A suppressor screen in C. elegans identifies a multiprotein interaction that stabilizes the synaptonemal complex

Lisa E. Kursel, Jesus E. Aguayo Martinez, Ofer Rog
  • Multidisciplinary

Successful chromosome segregation into gametes depends on tightly regulated interactions between the parental chromosomes. During meiosis, chromosomes are aligned end-to-end by an interface called the synaptonemal complex, which also regulates exchanges between them. However, despite the functional and ultrastructural conservation of this essential interface, how protein–protein interactions within the synaptonemal complex regulate chromosomal interactions remains poorly understood.
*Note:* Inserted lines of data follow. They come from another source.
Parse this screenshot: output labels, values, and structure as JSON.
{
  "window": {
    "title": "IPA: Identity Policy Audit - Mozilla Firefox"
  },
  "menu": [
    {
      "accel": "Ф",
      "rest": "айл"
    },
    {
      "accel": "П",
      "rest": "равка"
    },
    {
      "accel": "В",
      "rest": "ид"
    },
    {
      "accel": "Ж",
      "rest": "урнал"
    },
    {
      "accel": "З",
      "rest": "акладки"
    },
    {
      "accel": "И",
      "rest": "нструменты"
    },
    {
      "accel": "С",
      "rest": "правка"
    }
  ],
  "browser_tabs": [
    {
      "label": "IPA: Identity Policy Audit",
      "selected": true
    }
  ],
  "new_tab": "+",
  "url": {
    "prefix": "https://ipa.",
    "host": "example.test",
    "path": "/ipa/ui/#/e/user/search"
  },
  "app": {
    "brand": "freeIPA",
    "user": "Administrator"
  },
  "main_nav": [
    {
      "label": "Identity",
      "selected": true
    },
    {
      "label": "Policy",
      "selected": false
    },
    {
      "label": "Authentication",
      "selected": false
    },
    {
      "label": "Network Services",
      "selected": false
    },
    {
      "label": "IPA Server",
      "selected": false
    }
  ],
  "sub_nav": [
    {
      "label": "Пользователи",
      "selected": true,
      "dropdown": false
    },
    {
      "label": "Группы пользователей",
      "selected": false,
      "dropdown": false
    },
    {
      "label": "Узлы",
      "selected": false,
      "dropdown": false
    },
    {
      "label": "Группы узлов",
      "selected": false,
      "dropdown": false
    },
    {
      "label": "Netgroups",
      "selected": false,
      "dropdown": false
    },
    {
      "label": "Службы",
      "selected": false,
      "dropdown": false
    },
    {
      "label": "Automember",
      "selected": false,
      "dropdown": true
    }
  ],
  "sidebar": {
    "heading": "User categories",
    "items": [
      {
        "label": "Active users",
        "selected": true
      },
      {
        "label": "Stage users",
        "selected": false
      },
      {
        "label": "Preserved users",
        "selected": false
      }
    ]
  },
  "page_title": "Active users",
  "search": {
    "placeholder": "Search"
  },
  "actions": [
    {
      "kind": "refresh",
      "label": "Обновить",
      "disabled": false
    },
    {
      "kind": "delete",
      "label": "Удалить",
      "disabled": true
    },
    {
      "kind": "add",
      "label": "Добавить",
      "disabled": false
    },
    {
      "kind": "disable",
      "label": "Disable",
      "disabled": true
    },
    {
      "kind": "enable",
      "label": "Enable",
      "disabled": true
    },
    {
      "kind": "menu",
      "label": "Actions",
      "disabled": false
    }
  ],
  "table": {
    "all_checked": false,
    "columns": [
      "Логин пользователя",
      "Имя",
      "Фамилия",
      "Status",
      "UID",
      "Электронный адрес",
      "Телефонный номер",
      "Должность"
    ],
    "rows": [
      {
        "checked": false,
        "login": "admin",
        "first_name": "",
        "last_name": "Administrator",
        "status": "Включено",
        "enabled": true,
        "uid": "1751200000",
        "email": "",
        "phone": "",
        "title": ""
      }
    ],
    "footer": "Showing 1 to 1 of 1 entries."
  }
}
Here, we describe a genetic interaction in the C. elegans synaptonemal complex, comprised of short segments of three proteins, SYP-1, SYP-3, and SYP-4. We identified the interaction through a saturated suppressor screen of a mutant that destabilizes the synaptonemal complex. The specificity and tight distribution of suppressors suggest a charge-based interface that promotes interactions between synaptonemal complex subunits and, in turn, allows intimate interactions between chromosomes. Our work highlights the power of genetic studies to illuminate the mechanisms that underlie meiotic chromosome interactions.